Marco Rubio has signaled a thaw in his attitude to Donald Trump, saying that if asked he will speak on behalf of his former rival at the Republican convention in Cleveland in July.
The Florida senator was less willing to come around on the matter of seeking re-election, even as top Republicans mount a campaign to pressure him into doing so.
Rubio, who dropped out of the presidential race in March, after losing his home state to Trump, told CNN he planned to attend the Republican convention and would be willing to help the nominee – despite differences on policy and the brutal echoes of a primary in which, responding to the billionaire’s taunts, Rubio called Trump a “con artist” and said he was too “erratic” to have access to the nuclear codes.
“Yes – I’d certainly, yes,” Rubio said when asked if he would speak for Trump. “I want to be helpful. I don’t want to be harmful because I don’t want Hillary Clinton to be president.
“Look, my policy differences with Donald Trump – I spent 11 months talking about them,” he added in the interview, which will air in full on CNN’s State of the Union on Sunday.
“So I think they’re well understood. That said, I don’t want Hillary Clinton to be president. If there’s something I can do to help that from happening, and it’s helpful to the cause, I’d most certainly be honored to be considered for that.”
Although Rubio had already committed to backing Trump, his latest comments stood in stark contrast to the impassioned pleas he made when the two were squaring off just months ago.
In the final weeks of his campaign, Rubio embraced the #NeverTrump hashtag. Speaking to the Guardian the day before he left the race, he said Trump was “an embarrassment” for whom the Republican party would “pay a big price in November and beyond”.
“You have all kinds of people that are lifelong conservatives, or at least claim to be, who don’t seem to care that Donald Trump has never been and is not now a conservative on principles,” Rubio said in that interview, on the eve of the 15 March Florida primary. “And they’ve staked their reputation on their support of him.”
To CNN, Rubio also said he would release the 167 delegates he secured in winning the Minnesota, Puerto Rico and District of Columbia primaries. But he again ruled out any interest in serving as Trump’s running mate.
“He won the nomination and he deserves to have a running mate that more fully embraces some of the things he stands for,” Rubio said.
Later in the day, the senator explained to Florida reporters that Trump was “substantially better” than Clinton and he would vote for him.
“The one other choice is someone who I believe is corrupt,” Rubio said, according to the Miami Herald. “I’m not supporting her, and I’m not going to abstain from voting.”
Separately, Rubio spent much of the day trying to quell speculation that he might reconsider his decision not to run for re-election. On Thursday Republican leaders in the Senate openly encouraged him to reverse course, ahead of Florida’s filing deadline on 24 June.

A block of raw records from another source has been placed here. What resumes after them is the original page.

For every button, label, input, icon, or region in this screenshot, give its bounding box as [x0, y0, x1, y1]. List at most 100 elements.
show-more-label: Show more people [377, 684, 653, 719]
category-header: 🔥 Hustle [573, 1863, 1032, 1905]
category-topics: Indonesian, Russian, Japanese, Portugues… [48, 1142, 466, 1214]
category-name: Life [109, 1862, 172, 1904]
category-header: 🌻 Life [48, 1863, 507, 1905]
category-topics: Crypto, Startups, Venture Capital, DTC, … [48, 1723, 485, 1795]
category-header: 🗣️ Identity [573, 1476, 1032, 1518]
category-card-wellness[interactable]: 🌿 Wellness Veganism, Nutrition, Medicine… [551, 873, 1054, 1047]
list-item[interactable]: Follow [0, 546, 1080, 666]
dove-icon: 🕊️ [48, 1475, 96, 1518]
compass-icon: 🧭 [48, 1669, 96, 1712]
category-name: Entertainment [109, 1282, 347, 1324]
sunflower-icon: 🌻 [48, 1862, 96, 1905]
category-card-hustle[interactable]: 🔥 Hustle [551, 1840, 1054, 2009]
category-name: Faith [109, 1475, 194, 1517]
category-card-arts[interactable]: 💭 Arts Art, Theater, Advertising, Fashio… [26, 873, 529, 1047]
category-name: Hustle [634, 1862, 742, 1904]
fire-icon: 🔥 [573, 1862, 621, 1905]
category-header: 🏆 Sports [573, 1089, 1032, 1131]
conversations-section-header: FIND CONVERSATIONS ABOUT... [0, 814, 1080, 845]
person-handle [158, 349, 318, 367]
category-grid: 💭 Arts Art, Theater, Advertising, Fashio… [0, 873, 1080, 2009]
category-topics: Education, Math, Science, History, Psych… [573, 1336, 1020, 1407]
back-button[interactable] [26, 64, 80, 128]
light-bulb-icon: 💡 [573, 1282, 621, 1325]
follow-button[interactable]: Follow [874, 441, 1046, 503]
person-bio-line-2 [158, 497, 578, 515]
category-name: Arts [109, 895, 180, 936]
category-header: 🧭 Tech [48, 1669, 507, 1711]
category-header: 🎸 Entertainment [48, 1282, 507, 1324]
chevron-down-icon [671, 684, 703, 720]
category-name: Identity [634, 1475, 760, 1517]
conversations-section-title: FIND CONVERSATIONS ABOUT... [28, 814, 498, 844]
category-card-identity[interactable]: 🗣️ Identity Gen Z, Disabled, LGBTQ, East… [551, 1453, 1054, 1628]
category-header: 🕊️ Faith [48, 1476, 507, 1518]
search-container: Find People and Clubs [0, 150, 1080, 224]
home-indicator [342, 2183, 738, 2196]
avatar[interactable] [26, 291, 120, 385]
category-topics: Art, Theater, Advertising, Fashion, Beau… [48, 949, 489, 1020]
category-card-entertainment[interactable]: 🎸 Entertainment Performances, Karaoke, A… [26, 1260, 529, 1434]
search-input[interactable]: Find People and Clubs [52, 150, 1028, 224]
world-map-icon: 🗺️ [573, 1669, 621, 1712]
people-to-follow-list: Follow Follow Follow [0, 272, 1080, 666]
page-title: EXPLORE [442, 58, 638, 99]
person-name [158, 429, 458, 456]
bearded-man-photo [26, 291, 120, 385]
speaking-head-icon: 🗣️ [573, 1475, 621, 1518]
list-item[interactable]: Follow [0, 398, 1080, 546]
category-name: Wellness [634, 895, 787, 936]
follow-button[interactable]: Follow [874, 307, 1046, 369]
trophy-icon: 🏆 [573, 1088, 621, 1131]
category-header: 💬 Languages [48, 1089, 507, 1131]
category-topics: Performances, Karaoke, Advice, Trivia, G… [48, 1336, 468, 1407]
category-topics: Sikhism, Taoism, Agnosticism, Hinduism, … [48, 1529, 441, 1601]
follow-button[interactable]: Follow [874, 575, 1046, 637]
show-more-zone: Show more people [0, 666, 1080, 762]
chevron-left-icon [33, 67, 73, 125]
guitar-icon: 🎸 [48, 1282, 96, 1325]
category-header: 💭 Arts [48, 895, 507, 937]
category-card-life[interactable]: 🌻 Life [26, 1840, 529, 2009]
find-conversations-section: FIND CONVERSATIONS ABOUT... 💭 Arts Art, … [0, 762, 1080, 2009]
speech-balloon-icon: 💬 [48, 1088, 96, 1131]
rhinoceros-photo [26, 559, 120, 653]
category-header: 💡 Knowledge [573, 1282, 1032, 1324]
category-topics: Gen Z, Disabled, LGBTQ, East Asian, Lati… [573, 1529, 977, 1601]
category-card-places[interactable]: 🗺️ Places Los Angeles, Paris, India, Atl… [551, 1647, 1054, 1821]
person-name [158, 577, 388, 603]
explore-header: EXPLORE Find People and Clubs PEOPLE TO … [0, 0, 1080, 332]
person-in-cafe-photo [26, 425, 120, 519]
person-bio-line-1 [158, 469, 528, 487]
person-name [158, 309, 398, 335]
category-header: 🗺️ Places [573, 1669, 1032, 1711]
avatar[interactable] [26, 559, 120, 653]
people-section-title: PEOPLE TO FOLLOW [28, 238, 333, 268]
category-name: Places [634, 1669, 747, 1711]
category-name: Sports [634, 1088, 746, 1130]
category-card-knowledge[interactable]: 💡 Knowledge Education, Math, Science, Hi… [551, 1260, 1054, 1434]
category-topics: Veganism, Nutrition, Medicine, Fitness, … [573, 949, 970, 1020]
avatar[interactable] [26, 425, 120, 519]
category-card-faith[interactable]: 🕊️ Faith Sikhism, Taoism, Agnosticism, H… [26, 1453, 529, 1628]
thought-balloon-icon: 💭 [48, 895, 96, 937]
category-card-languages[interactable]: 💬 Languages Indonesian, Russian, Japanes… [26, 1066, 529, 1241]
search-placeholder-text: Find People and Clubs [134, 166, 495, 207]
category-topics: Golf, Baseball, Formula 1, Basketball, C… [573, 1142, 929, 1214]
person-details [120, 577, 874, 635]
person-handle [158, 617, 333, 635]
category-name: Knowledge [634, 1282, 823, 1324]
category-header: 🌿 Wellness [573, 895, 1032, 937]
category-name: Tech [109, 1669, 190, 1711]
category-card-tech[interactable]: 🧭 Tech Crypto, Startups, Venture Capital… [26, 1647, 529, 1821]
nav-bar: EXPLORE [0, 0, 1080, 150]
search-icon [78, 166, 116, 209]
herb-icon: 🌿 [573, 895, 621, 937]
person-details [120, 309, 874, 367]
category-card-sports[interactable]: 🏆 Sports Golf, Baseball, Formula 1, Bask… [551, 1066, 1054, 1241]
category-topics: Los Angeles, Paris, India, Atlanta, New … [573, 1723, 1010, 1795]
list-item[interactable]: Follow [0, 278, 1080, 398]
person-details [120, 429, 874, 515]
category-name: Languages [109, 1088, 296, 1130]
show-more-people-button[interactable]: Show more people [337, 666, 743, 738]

In a closed-door lunch, the majority leader, Mitch McConnell, conducted a poll in which virtually everyone raised their hands when asked if the 44-year-old should jump back into the race. John Cornyn, the second-ranking Republican in the Senate, called on Rubio to do so, as did the foreign relations committee chairman, Bob Corker.
Corker, from Tennessee, said in a statement: “Marco Rubio is a very valuable member of the Senate – especially in his role on the Senate foreign relations committee, where he demonstrates a deep understanding of foreign policy.”
Rubio has repeatedly insisted that from January he will be a “private citizen” once again. Speaking to reporters on Thursday, the senator said: “For me, I need time to even talk to anybody about it, but my sense of it is nothing has changed in my thinking.
“I didn’t think it was fair for me to run for president and freeze that seat in a competitive state … I made that decision and I’ve lived by that decision. Nothing’s changed.”
Republicans have voiced growing concerns over the Florida Senate race, in which a crowded primary has threatened the party’s chances. A longtime friend of Rubio, Florida’s lieutenant governor, Carlos Lopez-Cantera, is among the Republican hopefuls. Rubio has edged closer to endorsing Lopez-Cantera, hosting a fundraiser in Washington earlier this month.
“I have a very close personal friend in this race and I think he’s a good candidate,” Rubio said. Asked how he would respond if Lopez-Cantera were to bow out, he said: “I don’t do hypotheticals.”
“It’s not like the Democrats have the greatest candidate,” Rubio added, in reference to Democratic contenders Patrick Murphy and Alan Grayson, both of whom serve in the House of Representatives.
“One guy keeps exaggerating his biography and the other guy is a certified lunatic.”